Kanal24, Malang – Keindahan dan kekayaan alam Pulau Gag, salah satu pulau di wilayah Raja Ampat, kini menjadi pusat perhatian publik nasional. Terletak sekitar 42 kilometer dari Pulau Piaynemo—destinasi wisata utama Raja Ampat—pulau seluas 6.500 hektare ini menjadi lokasi eksploitasi tambang nikel oleh PT GAG Nikel, anak usaha dari PT Aneka Tambang Tbk. Aktivitas pertambangan di pulau ini menuai pro dan kontra yang mencerminkan dilema antara ekonomi dan ekologi.
Seperti Apa Pulau Gag?
Peneliti dari Badan Riset dan Inovasi Nasional (BRIN), Hari Suroto, menjelaskan bahwa Pulau Gag merupakan wilayah dengan pesona alam memikat dan potensi mineral yang tinggi. Menurutnya, kekayaan ini ibarat pisau bermata dua. “Pulau Gag memiliki pesona alam yang indah dan potensi mineral, yang merupakan anugerah sekaligus menjadi ujian karena eksploitasi berpotensi menyebabkan kerusakan lingkungan,” ujarnya, Selasa (10/05/2025).
Baca juga:
Terobosan Limbah Telur Tingkatkan Ekonomi Desa
Hari juga mengungkap asal usul nama “Gag” yang berasal dari banyaknya teripang di perairan sekitar pulau tersebut. Teripang merupakan komoditas laut bernilai ekonomi tinggi yang dulu menjadi ciri khas wilayah ini.

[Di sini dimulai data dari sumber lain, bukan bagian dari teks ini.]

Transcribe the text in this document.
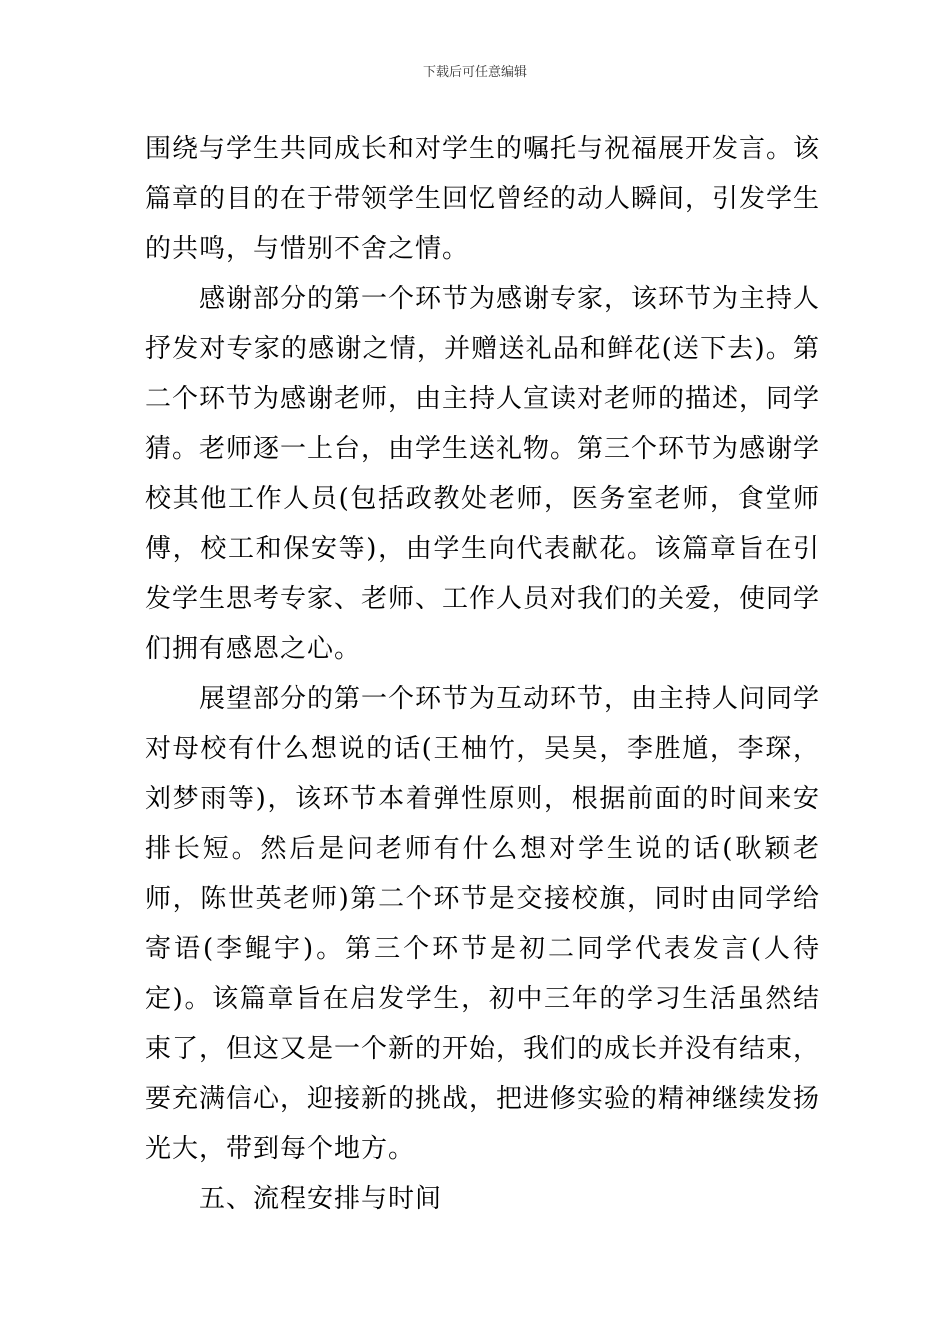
下载后可任意编辑

围绕与学生共同成长和对学生的嘱托与祝福展开发言。该篇章的目的在于带领学生回忆曾经的动人瞬间，引发学生的共鸣，与惜别不舍之情。

感谢部分的第一个环节为感谢专家，该环节为主持人抒发对专家的感谢之情，并赠送礼品和鲜花(送下去)。第二个环节为感谢老师，由主持人宣读对老师的描述，同学猜。老师逐一上台，由学生送礼物。第三个环节为感谢学校其他工作人员(包括政教处老师，医务室老师，食堂师傅，校工和保安等)，由学生向代表献花。该篇章旨在引发学生思考专家、老师、工作人员对我们的关爱，使同学们拥有感恩之心。

展望部分的第一个环节为互动环节，由主持人问同学对母校有什么想说的话(王柚竹，吴昊，李胜馗，李琛，刘梦雨等)，该环节本着弹性原则，根据前面的时间来安排长短。然后是问老师有什么想对学生说的话(耿颖老师，陈世英老师)第二个环节是交接校旗，同时由同学给寄语(李鲲宇)。第三个环节是初二同学代表发言(人待定)。该篇章旨在启发学生，初中三年的学习生活虽然结束了，但这又是一个新的开始，我们的成长并没有结束，要充满信心，迎接新的挑战，把进修实验的精神继续发扬光大，带到每个地方。

五、流程安排与时间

Secara topografi, Pulau Gag memiliki daratan bergelombang, dengan perbukitan yang mendominasi bagian barat. Puncak tertinggi berada di Gunung Susu setinggi 350 meter di atas permukaan laut. Sebagian besar penduduk berprofesi sebagai nelayan, pekebun, pembuat kopra, hingga penokok sagu. Ketergantungan masyarakat pada hasil laut seperti ikan, udang, lobster, dan teripang menunjukkan ketergantungan tinggi terhadap ekosistem yang seimbang.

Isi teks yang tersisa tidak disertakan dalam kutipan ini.